SOUTH Central Ambulance Service (SCAS) staff based in Hampshire have been urging the county’s road users to keep their speed down in support of national Road Safety Week, which finished last week.
A national campaign to promote safer road use, according to Road Safety Week statistics, on average five people every day across the south central region are killed or seriously injured on our roads.
Mark Ainsworth, director of operations for South Central Ambulance Service NHS Foundation Trust, said: “My colleagues and I have seen far too many times at first hand the devastating impact road traffic collisions can have on the individuals involved and their families.
“Traffic accidents are the leading cause of death for people aged 15 to 24 in our region and almost a quarter of all fatal road traffic collisions involve a driver or rider breaking the speed limit or travelling too fast for the road conditions.

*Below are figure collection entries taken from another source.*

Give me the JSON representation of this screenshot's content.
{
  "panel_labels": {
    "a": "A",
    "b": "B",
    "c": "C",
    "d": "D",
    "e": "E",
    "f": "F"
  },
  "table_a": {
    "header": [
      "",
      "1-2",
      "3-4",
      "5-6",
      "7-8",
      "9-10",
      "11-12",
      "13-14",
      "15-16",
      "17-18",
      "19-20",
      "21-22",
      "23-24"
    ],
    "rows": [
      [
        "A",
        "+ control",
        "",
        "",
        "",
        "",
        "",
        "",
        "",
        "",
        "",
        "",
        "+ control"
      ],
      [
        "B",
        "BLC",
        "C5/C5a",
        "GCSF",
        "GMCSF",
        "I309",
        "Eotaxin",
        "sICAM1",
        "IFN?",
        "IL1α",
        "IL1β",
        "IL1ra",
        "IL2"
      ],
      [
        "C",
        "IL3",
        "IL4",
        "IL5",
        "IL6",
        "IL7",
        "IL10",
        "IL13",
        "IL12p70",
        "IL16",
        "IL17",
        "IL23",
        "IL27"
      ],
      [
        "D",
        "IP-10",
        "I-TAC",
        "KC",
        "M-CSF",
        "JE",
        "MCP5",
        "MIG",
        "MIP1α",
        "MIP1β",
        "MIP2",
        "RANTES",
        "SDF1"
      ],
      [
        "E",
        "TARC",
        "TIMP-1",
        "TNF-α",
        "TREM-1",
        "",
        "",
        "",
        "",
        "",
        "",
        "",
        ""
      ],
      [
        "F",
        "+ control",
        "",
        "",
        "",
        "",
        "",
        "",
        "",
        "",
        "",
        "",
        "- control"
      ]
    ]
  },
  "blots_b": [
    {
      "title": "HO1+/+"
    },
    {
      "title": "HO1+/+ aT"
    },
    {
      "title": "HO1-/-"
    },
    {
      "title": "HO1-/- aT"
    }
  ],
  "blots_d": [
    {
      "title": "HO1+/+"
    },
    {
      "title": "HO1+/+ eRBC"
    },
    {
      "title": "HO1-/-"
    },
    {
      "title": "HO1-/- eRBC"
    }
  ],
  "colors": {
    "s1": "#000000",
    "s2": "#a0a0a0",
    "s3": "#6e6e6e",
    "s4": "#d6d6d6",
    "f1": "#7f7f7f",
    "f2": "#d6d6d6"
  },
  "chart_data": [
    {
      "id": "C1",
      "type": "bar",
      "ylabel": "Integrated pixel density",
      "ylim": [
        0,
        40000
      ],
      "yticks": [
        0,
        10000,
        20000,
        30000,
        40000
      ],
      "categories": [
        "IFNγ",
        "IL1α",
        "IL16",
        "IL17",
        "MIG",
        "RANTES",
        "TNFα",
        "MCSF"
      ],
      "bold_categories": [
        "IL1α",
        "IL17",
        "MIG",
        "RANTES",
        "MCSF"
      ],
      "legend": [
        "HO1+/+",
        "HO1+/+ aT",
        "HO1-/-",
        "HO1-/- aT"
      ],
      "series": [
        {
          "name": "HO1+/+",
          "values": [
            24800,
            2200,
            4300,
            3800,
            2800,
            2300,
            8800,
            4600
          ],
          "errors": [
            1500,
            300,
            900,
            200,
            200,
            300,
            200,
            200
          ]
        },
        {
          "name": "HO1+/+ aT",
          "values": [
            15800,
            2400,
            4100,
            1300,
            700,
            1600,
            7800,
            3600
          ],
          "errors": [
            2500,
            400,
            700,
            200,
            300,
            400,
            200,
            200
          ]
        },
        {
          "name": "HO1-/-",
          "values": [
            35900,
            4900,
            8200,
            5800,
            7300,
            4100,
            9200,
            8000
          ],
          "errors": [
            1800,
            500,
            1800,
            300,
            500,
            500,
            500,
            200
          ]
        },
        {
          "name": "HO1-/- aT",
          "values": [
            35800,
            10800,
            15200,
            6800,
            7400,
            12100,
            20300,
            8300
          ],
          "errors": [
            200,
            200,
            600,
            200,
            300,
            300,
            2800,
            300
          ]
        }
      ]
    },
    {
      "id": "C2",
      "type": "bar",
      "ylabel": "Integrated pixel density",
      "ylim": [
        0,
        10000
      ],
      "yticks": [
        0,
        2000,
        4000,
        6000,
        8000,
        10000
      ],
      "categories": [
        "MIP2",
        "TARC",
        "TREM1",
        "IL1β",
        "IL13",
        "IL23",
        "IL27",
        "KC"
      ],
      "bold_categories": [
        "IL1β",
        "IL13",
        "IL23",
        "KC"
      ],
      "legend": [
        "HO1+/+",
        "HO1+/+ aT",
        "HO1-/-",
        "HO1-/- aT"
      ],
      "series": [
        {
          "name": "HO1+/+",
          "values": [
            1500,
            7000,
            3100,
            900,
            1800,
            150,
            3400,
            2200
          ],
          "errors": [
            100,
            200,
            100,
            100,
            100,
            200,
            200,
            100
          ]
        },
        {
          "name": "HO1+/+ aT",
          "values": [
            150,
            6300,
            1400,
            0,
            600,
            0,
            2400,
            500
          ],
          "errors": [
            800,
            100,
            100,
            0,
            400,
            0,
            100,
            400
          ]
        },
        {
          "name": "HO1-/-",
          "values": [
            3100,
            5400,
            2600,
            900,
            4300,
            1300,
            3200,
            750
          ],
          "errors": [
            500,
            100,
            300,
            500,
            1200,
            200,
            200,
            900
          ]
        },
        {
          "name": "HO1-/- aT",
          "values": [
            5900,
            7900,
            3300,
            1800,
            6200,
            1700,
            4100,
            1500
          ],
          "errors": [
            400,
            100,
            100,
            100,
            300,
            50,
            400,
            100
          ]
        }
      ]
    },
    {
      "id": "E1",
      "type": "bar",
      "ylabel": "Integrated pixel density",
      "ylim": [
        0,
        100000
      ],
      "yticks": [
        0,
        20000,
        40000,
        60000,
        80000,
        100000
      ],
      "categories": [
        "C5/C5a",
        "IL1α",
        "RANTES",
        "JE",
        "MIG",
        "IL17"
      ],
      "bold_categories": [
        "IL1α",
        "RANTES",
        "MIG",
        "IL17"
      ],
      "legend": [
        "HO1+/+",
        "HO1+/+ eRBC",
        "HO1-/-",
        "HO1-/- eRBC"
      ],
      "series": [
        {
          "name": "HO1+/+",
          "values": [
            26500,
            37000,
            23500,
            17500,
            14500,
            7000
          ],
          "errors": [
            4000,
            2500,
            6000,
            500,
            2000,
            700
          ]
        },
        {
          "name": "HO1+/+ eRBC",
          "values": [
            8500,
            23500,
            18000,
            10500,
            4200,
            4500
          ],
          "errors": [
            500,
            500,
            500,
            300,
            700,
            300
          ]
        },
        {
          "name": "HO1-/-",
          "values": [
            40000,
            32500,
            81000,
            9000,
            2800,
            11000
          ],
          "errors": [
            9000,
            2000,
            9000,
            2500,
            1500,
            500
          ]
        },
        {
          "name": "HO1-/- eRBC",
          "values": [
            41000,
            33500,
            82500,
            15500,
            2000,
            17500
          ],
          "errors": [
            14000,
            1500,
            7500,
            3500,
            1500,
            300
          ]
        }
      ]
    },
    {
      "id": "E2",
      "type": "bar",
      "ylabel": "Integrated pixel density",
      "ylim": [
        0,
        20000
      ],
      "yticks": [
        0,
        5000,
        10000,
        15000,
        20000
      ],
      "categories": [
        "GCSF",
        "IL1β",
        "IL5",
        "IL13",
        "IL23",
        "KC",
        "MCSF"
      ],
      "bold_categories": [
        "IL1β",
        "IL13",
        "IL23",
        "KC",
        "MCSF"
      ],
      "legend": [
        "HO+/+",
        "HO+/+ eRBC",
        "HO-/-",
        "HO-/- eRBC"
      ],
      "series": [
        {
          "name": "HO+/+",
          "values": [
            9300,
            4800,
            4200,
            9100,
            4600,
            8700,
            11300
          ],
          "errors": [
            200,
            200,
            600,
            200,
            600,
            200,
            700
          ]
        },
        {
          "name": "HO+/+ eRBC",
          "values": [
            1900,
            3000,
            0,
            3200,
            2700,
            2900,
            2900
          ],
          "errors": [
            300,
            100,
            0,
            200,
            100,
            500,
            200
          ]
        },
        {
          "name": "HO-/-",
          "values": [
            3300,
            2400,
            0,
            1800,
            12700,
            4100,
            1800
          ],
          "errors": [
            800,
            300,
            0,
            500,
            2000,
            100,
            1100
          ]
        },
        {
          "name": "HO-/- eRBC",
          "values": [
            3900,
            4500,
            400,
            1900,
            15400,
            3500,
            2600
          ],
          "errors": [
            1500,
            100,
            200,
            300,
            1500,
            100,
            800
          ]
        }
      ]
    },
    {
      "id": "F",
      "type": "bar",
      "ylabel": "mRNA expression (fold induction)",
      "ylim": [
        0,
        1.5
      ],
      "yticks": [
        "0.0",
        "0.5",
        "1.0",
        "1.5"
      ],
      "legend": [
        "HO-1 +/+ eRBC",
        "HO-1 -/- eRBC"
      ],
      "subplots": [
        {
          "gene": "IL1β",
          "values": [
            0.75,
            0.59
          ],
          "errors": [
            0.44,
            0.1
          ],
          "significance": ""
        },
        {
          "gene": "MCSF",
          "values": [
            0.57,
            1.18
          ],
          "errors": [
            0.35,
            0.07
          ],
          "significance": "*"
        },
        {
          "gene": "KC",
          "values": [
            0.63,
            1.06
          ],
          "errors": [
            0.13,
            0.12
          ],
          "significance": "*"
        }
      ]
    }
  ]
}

“Put simply, by slowing down we could save lives and stop hundreds of people being seriously injured on our roads.”
Mr Ainsworth added: “Travelling at higher speeds increases the distance it takes to stop in an emergency – both in terms of thinking and braking time – which increases the severity of any crash, the risk of loss of life, and the extent of serious injury. A pedestrian hit at 30mph has a one-in-five chance of being killed. This rises significantly to a one-in-three chance if they are hit at 35mph.
“The small increase in speed has a significant impact on the severity of their injuries. If the pedestrian stepped out on to the road three car lengths in front of a vehicle travelling at 35mph, the injuries they would sustain from the impact would be the equivalent to falling from the fourth floor of a building.
“If the pedestrian stepped out on to the road three car lengths in front of a vehicle travelling at 20mph, the driver would have sufficient thinking and braking time to stop before hitting the pedestrian.”
Department of Transport figures show that there were 5,477 road accident casualties reported on Hampshire’s roads in 2016, and of these 54 people died, while 1,013 were seriously injured, and 4,410 sustained slight injuries.
During Road Safety Week, SCAS staff joined thousands of organisations, schools and community groups backing the national Speed Down, Save Lives campaign, and helping to raise awareness about the dangers of driving too fast.
SCAS NHS Foundation Trust provides emergency care for Berkshire, Buckinghamshire, Hampshire and Oxfordshire – an area covering approximately 3,500 square miles and a resident population of more than four million people.